Christ offers us an example of absolute surrender. He demanded nothing from anyone even though He was above all most deserving of all honor, praise, and glory. He did not count equality with God as something to be grasped. He did not retain His own life but freely gave it away. 

Consequently, we have no claim to anything in this world. Wealth, health, marriage, sexuality, companionship, affection. Nothing. Our whole self belongs to the Christ who gave His whole self to us. 

We are the bride of Christ - He and we belong to one another. He gives Himself for us and we give ourselves to Him. 

This is not just a personal, spiritual, ethic - it is absolutely a social ethic. We are to treat suffering humans as if they were Christ Himself: for as the Lord says, what we do for 'the least of these' we do unto Him. If Christ is our Beloved spouse and we are to serve Him through 'the least.' In a sense, then, we are to serve the least as our own spouse. 

We are called to love God and love our neighbors as our own self - this is the core of the law, Jesus says. Have you noticed how similar this is to the biblical picture of marriage in which man and wife become 'one flesh'? To love your neighbor as yourself is to love them as one would love their own spouse, their own flesh - as we are to love Christ. Indeed this is how we love Christ. The least of these - our Christ, our spouse, Whom we owe everything and from who we deserve nothing. 

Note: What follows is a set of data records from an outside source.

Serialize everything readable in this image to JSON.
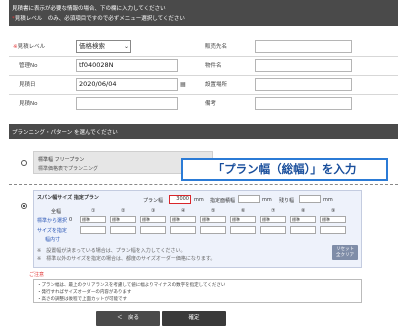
{
  "header": {
    "line1": "見積書に表示が必要な情報の場合、下の欄に入力してください",
    "line2_mark": "*",
    "line2": "見積レベル　のみ、必須項目ですので必ずメニュー選択してください"
  },
  "form": {
    "level_label": "見積レベル",
    "level_req": "※",
    "level_value": "価格検索",
    "manage_label": "管理No",
    "manage_value": "tf040028N",
    "date_label": "見積日",
    "date_value": "2020/06/04",
    "calendar_icon": "calendar-icon",
    "remarks_label": "見積No",
    "customer_label": "販売先名",
    "property_label": "物件名",
    "site_label": "設置場所",
    "note_label": "備考"
  },
  "section": {
    "title": "プランニング・パターン を選んでください"
  },
  "plan_free": {
    "title": "標準幅 フリープラン",
    "subtitle": "標準価格表でプランニング"
  },
  "callout": {
    "text": "「プラン幅（総幅）」を入力"
  },
  "span_plan": {
    "title": "スパン幅サイズ 指定プラン",
    "plan_width_label": "プラン幅",
    "plan_width_value": "3000",
    "unit_mm": "mm",
    "total_label": "指定面積幅",
    "remaining_label": "残り幅",
    "col_total": "全幅",
    "cols": [
      "①",
      "②",
      "③",
      "④",
      "⑤",
      "⑥",
      "⑦",
      "⑧",
      "⑨"
    ],
    "row_select_label": "標準から選択",
    "row_size_label": "サイズを指定",
    "row_size_sub": "幅内寸",
    "std_label": "標準",
    "zero": "0",
    "note1": "※　設置幅が決まっている場合は、プラン幅を入力してください。",
    "note2": "※　標準以外のサイズを指定の場合は、都度のサイズオーダー価格になります。",
    "reset_line1": "リセット",
    "reset_line2": "全クリア"
  },
  "notes": {
    "head": "ご注意",
    "lines": [
      "・プラン幅は、最上のクリアランスを考慮して値に幅よりマイナスの数字を指定してください",
      "・発行すればサイズオーダーの内容があります",
      "・高さの調整は後程で上面カットが可能です"
    ]
  },
  "buttons": {
    "back": "＜　戻る",
    "confirm": "確定"
  },
  "colors": {
    "header_bg": "#4a4a4a",
    "required": "#e23b3b",
    "callout_border": "#2b7bd6",
    "highlight": "#d9262b"
  }
}
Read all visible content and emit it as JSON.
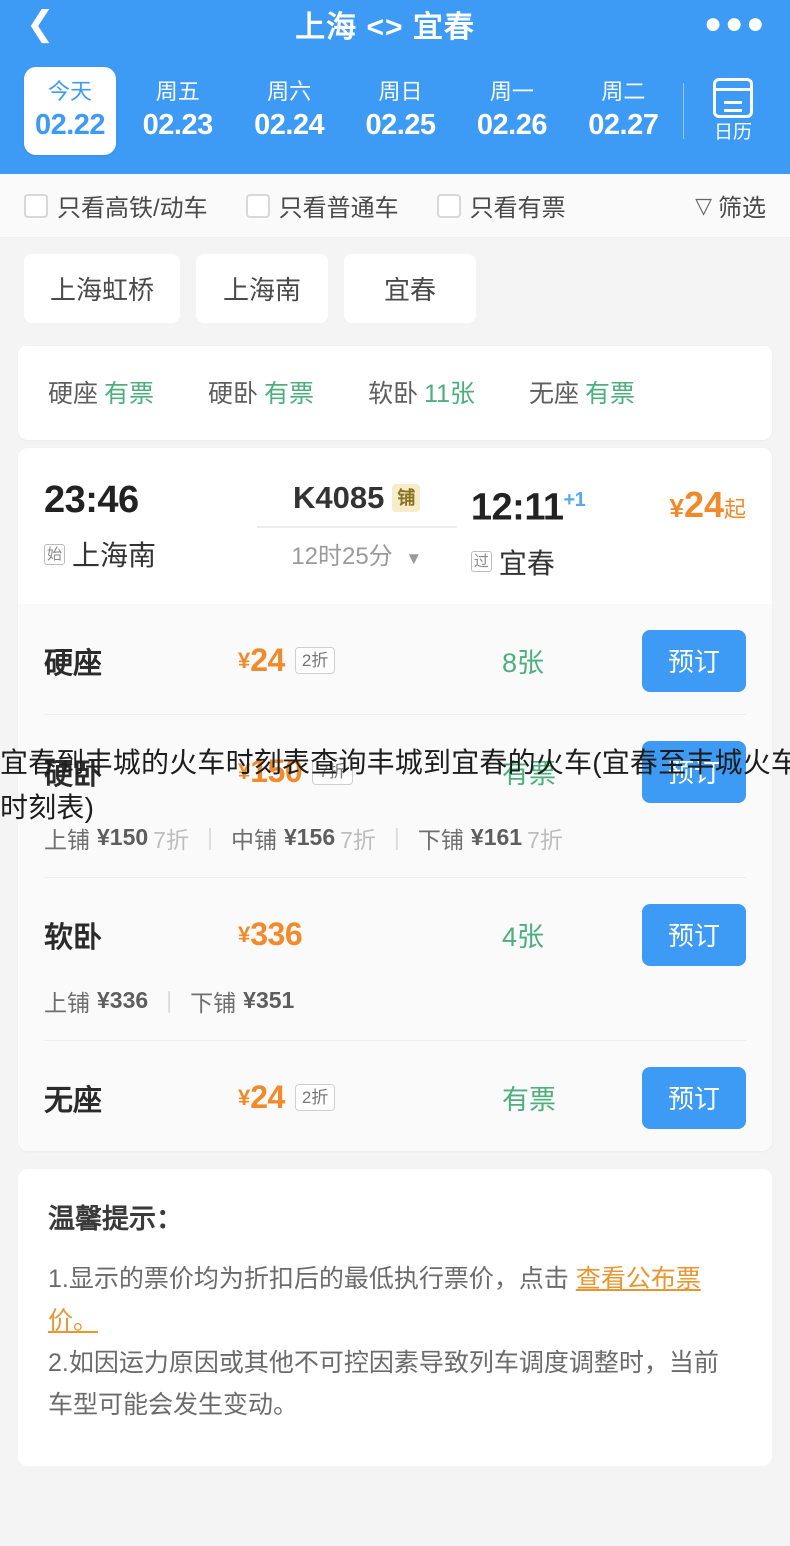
{
  "header": {
    "back_icon": "chevron-left",
    "title": "上海 <> 宜春",
    "more_icon": "ellipsis",
    "brand_color": "#3d9bf5",
    "dates": [
      {
        "week": "今天",
        "date": "02.22",
        "active": true
      },
      {
        "week": "周五",
        "date": "02.23",
        "active": false
      },
      {
        "week": "周六",
        "date": "02.24",
        "active": false
      },
      {
        "week": "周日",
        "date": "02.25",
        "active": false
      },
      {
        "week": "周一",
        "date": "02.26",
        "active": false
      },
      {
        "week": "周二",
        "date": "02.27",
        "active": false
      }
    ],
    "calendar_label": "日历"
  },
  "filters": {
    "options": [
      {
        "label": "只看高铁/动车",
        "checked": false
      },
      {
        "label": "只看普通车",
        "checked": false
      },
      {
        "label": "只看有票",
        "checked": false
      }
    ],
    "sort_label": "筛选",
    "sort_icon": "funnel-icon"
  },
  "station_chips": [
    {
      "label": "上海虹桥"
    },
    {
      "label": "上海南"
    },
    {
      "label": "宜春"
    }
  ],
  "availability": [
    {
      "label": "硬座",
      "value": "有票"
    },
    {
      "label": "硬卧",
      "value": "有票"
    },
    {
      "label": "软卧",
      "value": "11张"
    },
    {
      "label": "无座",
      "value": "有票"
    }
  ],
  "train": {
    "depart_time": "23:46",
    "depart_badge": "始",
    "depart_station": "上海南",
    "code": "K4085",
    "code_badge": "铺",
    "duration": "12时25分",
    "duration_caret": "chevron-down-icon",
    "arrive_time": "12:11",
    "arrive_day_offset": "+1",
    "arrive_badge": "过",
    "arrive_station": "宜春",
    "price_symbol": "¥",
    "price_amount": "24",
    "price_suffix": "起"
  },
  "seat_classes": [
    {
      "name": "硬座",
      "currency": "¥",
      "price": "24",
      "discount": "2折",
      "count": "8张",
      "button": "预订",
      "beds": []
    },
    {
      "name": "硬卧",
      "currency": "¥",
      "price": "150",
      "discount": "7折",
      "count": "有票",
      "button": "预订",
      "beds": [
        {
          "name": "上铺",
          "price": "¥150",
          "discount": "7折"
        },
        {
          "name": "中铺",
          "price": "¥156",
          "discount": "7折"
        },
        {
          "name": "下铺",
          "price": "¥161",
          "discount": "7折"
        }
      ]
    },
    {
      "name": "软卧",
      "currency": "¥",
      "price": "336",
      "discount": "",
      "count": "4张",
      "button": "预订",
      "beds": [
        {
          "name": "上铺",
          "price": "¥336",
          "discount": ""
        },
        {
          "name": "下铺",
          "price": "¥351",
          "discount": ""
        }
      ]
    },
    {
      "name": "无座",
      "currency": "¥",
      "price": "24",
      "discount": "2折",
      "count": "有票",
      "button": "预订",
      "beds": []
    }
  ],
  "tips": {
    "title": "温馨提示：",
    "line1_before": "1.显示的票价均为折扣后的最低执行票价，点击 ",
    "line1_link": "查看公布票价",
    "line1_after": "。",
    "line2": "2.如因运力原因或其他不可控因素导致列车调度调整时，当前车型可能会发生变动。"
  },
  "overlay": {
    "text": "宜春到丰城的火车时刻表查询丰城到宜春的火车(宜春至丰城火车时刻表)"
  },
  "colors": {
    "brand_blue": "#3d9bf5",
    "price_orange": "#f08a2a",
    "available_green": "#4caf7d",
    "link_orange": "#e8962f"
  }
}
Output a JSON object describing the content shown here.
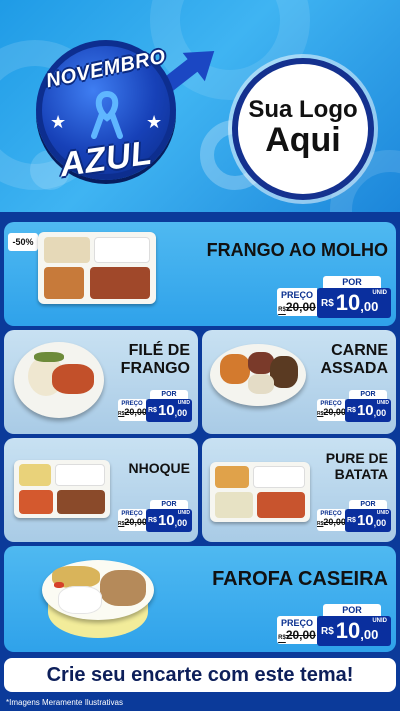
{
  "header": {
    "badge_top": "NOVEMBRO",
    "badge_bottom": "AZUL",
    "logo_line1": "Sua Logo",
    "logo_line2": "Aqui"
  },
  "discount_label": "-50%",
  "products": [
    {
      "name": "FRANGO AO MOLHO",
      "por": "POR",
      "old_label": "PREÇO",
      "old_currency": "R$",
      "old_price": "20,00",
      "currency": "R$",
      "price_int": "10",
      "price_dec": ",00",
      "unit": "UNID"
    },
    {
      "name_l1": "FILÉ DE",
      "name_l2": "FRANGO",
      "por": "POR",
      "old_label": "PREÇO",
      "old_currency": "R$",
      "old_price": "20,00",
      "currency": "R$",
      "price_int": "10",
      "price_dec": ",00",
      "unit": "UNID"
    },
    {
      "name_l1": "CARNE",
      "name_l2": "ASSADA",
      "por": "POR",
      "old_label": "PREÇO",
      "old_currency": "R$",
      "old_price": "20,00",
      "currency": "R$",
      "price_int": "10",
      "price_dec": ",00",
      "unit": "UNID"
    },
    {
      "name": "NHOQUE",
      "por": "POR",
      "old_label": "PREÇO",
      "old_currency": "R$",
      "old_price": "20,00",
      "currency": "R$",
      "price_int": "10",
      "price_dec": ",00",
      "unit": "UNID"
    },
    {
      "name_l1": "PURE DE",
      "name_l2": "BATATA",
      "por": "POR",
      "old_label": "PREÇO",
      "old_currency": "R$",
      "old_price": "20,00",
      "currency": "R$",
      "price_int": "10",
      "price_dec": ",00",
      "unit": "UNID"
    },
    {
      "name": "FAROFA CASEIRA",
      "por": "POR",
      "old_label": "PREÇO",
      "old_currency": "R$",
      "old_price": "20,00",
      "currency": "R$",
      "price_int": "10",
      "price_dec": ",00",
      "unit": "UNID"
    }
  ],
  "cta": "Crie seu encarte com este tema!",
  "disclaimer": "*Imagens Meramente Ilustrativas",
  "colors": {
    "accent_blue": "#0a2f9e",
    "panel_blue": "#3fadee",
    "panel_light": "#b8d6ec",
    "background": "#0b3a9a"
  }
}
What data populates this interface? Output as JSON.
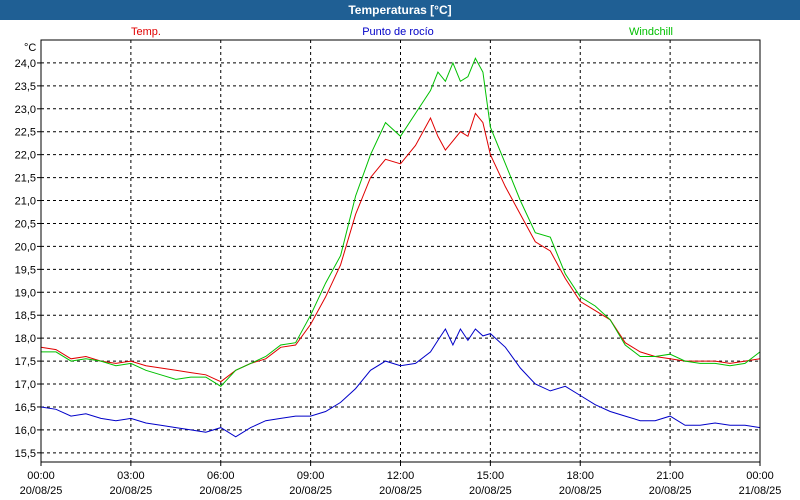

This is not to deny that God may provide us with many wonderful blessings - including marriage, health, perhaps even wealth. And particularly on the former - if we are given the blessing of family we are to be good spouses and parents - too many in full time ministry have used their commitment to Christ as an excuse to neglect their families.  But all these things are to be put in context of our allegiance to Christ. 

Can we transform our demands and desires into submission and surrender? Can we give ourselves to the poor and needy, the body of Christ, instead of exploiting?  Can we give instead of demand? Can we live as ones who are surrendered to others instead of living as if others are our conquered slaves?  Can we speak for the voiceless instead of using our voice to bring attention to ourselves or to abuse or manipulate others for our ends? 

Can we bless our Beloved Christ, our Spouse, instead of looking for others to satisfy our selfish demands?

Can we stop looking for what we can get from others, and seek to discover how much we can give? 

Can we put down our raunchy magazines and rescue girls from brothels? 

Can we stop trying to please our bodies, and feed the broken bodies of the lost and the hungry? 

Can we follow Christ in His death and surrender - into the very pit of Hades? 

Can we transform our lust into alms? 

No, we can't. But Christ can. He can transform us. 

He can turn this whoring, unfaithful, bride of His and redeem her. 

Nathanael and I will be blogging quite a bit about asceticism, sexuality, and particularly  draw connections between sexuality and service. This is just the beginning. 


  1. Brilliant, insightful, and convicting. Well done! :)

  2. Lust and alms provide a fascinating contrast. Very insightful.